The Brookwood Military Cemetery is adjacent to the Brookwood Cemetery, the burial place for much of south London since 1854. Brookwood Military Cemetery is split into sections according to nationality and the war in which the casualty died, all but one of these being maintained by the Commonwealth War Graves Commission. The need for a cemetery for servicemen and women who died in the UK was recognised during 1917 and Brookwood Military Cemetery was established. The men and women buried here came from hospitals in the London area with wounds received on the Western Front, or who died of sickness, or who died in training accidents. The cemetery was subsequently extended for the burial of Second World War casualties. It is unique among all Commonwealth war cemeteries in containing two Stones of Remembrance and two Crosses of Sacrifice.
The Memorial to the Missing (The Rotunda)
The Brookwood Memorial to the Missing (The Rotunda) was designed by Ralph Hobday. It commemorates 3,438 men and women of the Commonwealth land forces who died during the Second World War and have no known grave. They died in raids, at sea or on service outside the main theatres of war. Among those honoured on the memorial are personnel who died during the 1940 campaign in Norway, in raids on occupied Europe such as the Dieppe Raid and as special agents.
The Commonwealth Section
This section contains the graves of all Commonwealth nationalities from both World Wars. The graves are grouped in plots by nationality and the war in which they died.
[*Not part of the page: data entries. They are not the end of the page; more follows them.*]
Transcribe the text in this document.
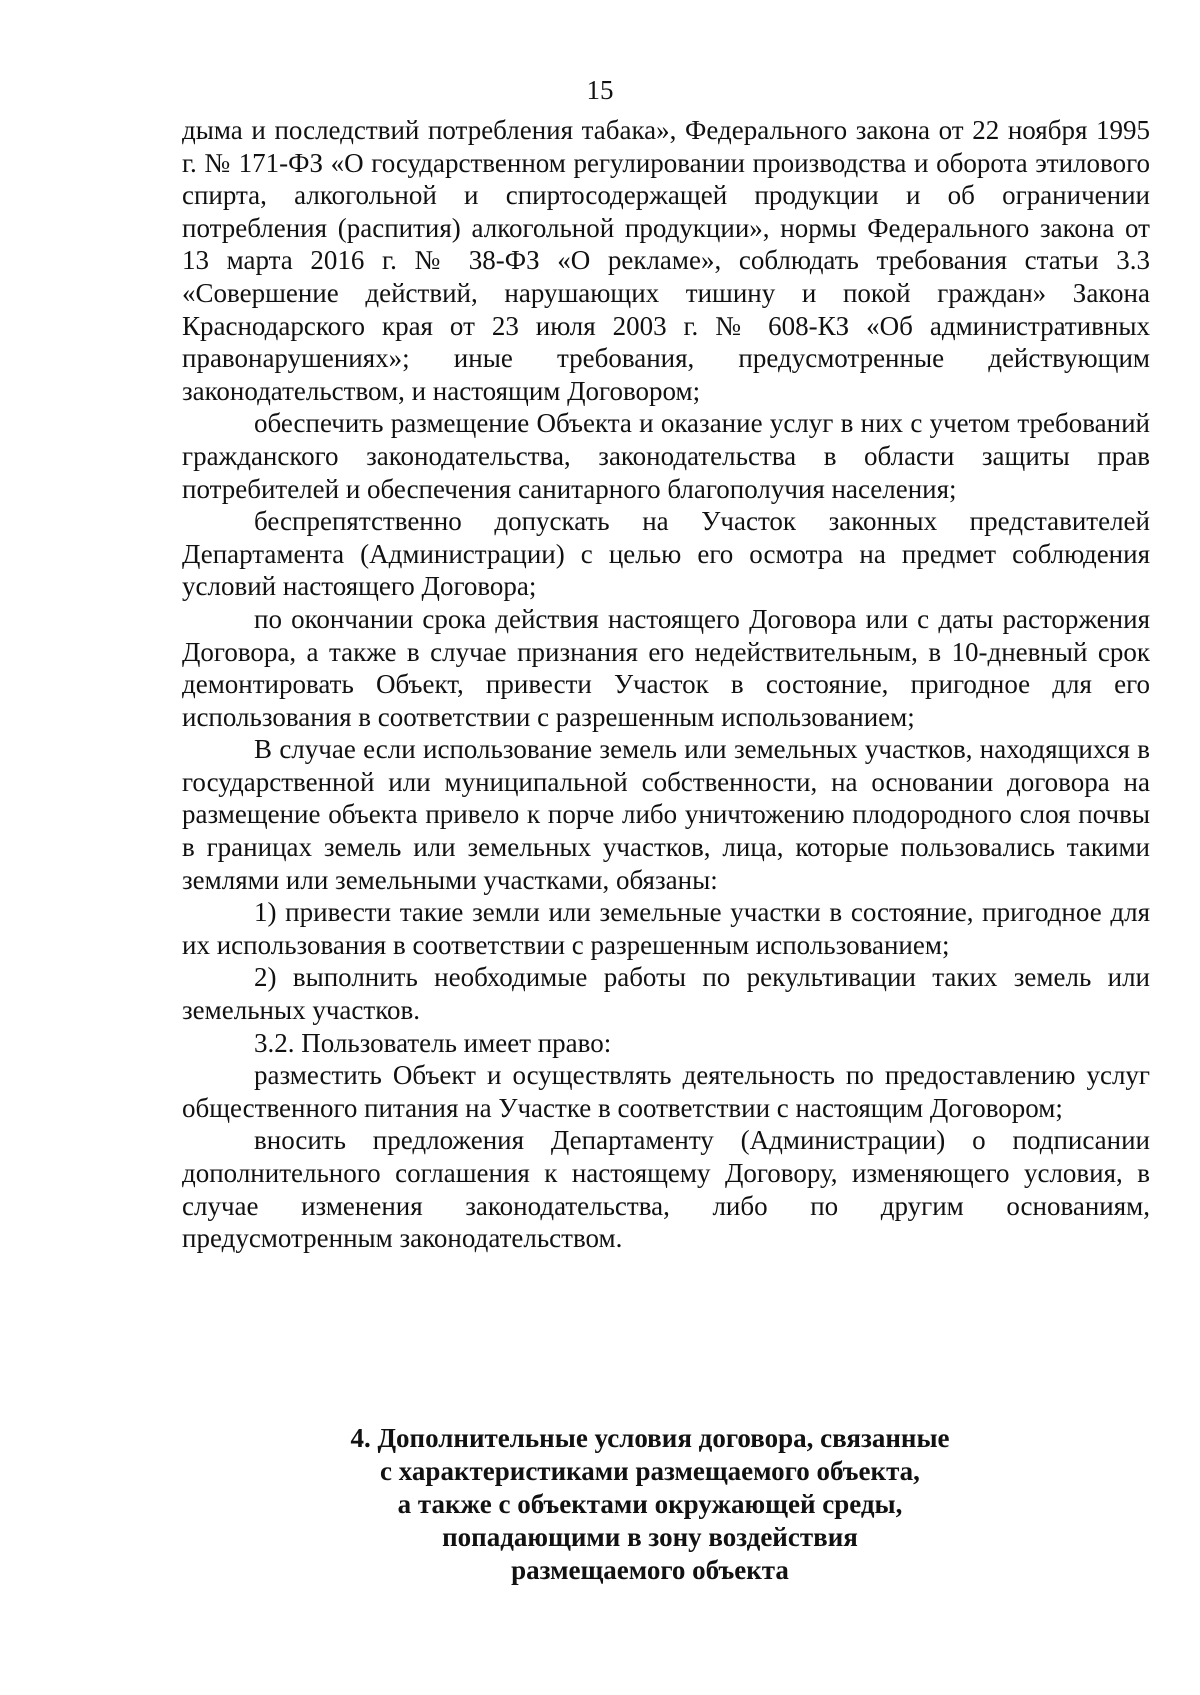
15

дыма и последствий потребления табака», Федерального закона от 22 ноября 1995 г. № 171-ФЗ «О государственном регулировании производства и оборота этилового спирта, алкогольной и спиртосодержащей продукции и об ограничении потребления (распития) алкогольной продукции», нормы Федерального закона от 13 марта 2016 г. № 38-ФЗ «О рекламе», соблюдать требования статьи 3.3 «Совершение действий, нарушающих тишину и покой граждан» Закона Краснодарского края от 23 июля 2003 г. № 608-КЗ «Об административных правонарушениях»; иные требования, предусмотренные действующим законодательством, и настоящим Договором;

обеспечить размещение Объекта и оказание услуг в них с учетом требований гражданского законодательства, законодательства в области защиты прав потребителей и обеспечения санитарного благополучия населения;

беспрепятственно допускать на Участок законных представителей Департамента (Администрации) с целью его осмотра на предмет соблюдения условий настоящего Договора;

по окончании срока действия настоящего Договора или с даты расторжения Договора, а также в случае признания его недействительным, в 10-дневный срок демонтировать Объект, привести Участок в состояние, пригодное для его использования в соответствии с разрешенным использованием;

В случае если использование земель или земельных участков, находящихся в государственной или муниципальной собственности, на основании договора на размещение объекта привело к порче либо уничтожению плодородного слоя почвы в границах земель или земельных участков, лица, которые пользовались такими землями или земельными участками, обязаны:

1) привести такие земли или земельные участки в состояние, пригодное для их использования в соответствии с разрешенным использованием;

2) выполнить необходимые работы по рекультивации таких земель или земельных участков.

3.2. Пользователь имеет право:

разместить Объект и осуществлять деятельность по предоставлению услуг общественного питания на Участке в соответствии с настоящим Договором;

вносить предложения Департаменту (Администрации) о подписании дополнительного соглашения к настоящему Договору, изменяющего условия, в случае изменения законодательства, либо по другим основаниям, предусмотренным законодательством.

4. Дополнительные условия договора, связанные
с характеристиками размещаемого объекта,
а также с объектами окружающей среды,
попадающими в зону воздействия
размещаемого объекта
This section also contains a small Second World War German plot. In the centre of the plot is the Stone of Remembrance. The Cross of Sacrifice stands to the north-west. A small plot of British post-war service burials lies just off this section.
The Air Forces Section
The Air forces section contains graves of members of the Royal Air Force who died during the Second World War. Including Americans who served with Eagle Squadron of the Royal Air Force and some Dutch casualties. Nearby is the RAF Shelter Building which was designed by Edward Maufe, the Commission’s principal architect for the United Kingdom after the Second World War. Among the non-Commonwealth sections are the graves of Czechs who served in the Royal Air Force Volunteer Reserve (RAFVR).
The Canadian Section
Members of the Canadian Expeditionary Force were based in the United Kingdom during both world wars. Brookwood Military Cemetery contains 326 First World War and 2,405 Second World War Canadian burials. The vast majority of these burials are in the Canadian section. Maple trees line the avenue to the Cross of Sacrifice and Stone of Remembrance. Near the road are a small number of Polish and British post-war burials. Behind the Cross of Sacrifice is a small plot of Canadian post-war burials.
The American Cemetery
Brookwood American Cemetery and Memorial are owned and maintained by the American Battle Monuments Commission. It is the only American First World War cemetery in the United Kingdom. The headstones are arranged in four groups around a flagpole. The plot contains a chapel and a reception building. The walls within the chapel are inscribed with the names of American service personnel who died at sea and have no known grave.
The UK 1914-1918 Memorial
This memorial was created in 2004 and commemorates two hundred and seventeen Commonwealth casualties who are known to have died in the United Kingdom during the First World War, but for whom no graves could be found.
The Chelsea Pensioners Cemetery
This plot contains the graves of over a thousand Chelsea Pensioners who died while in The Royal Hospital, Chelsea. These graves are maintained by the CWGC on behalf of the Royal Hospital.
With the exception of the American Cemetery, all graves in Brookwood Military Cemetery are maintained by the Commonwealth War Graves Commission. Included in this are a number of graves from non-commonwealth countries including: French (244 burials), Polish (83 burials), Belgians (47 burials), Italians (346 burials), Germans (53 burials) and Serbs (3 burials).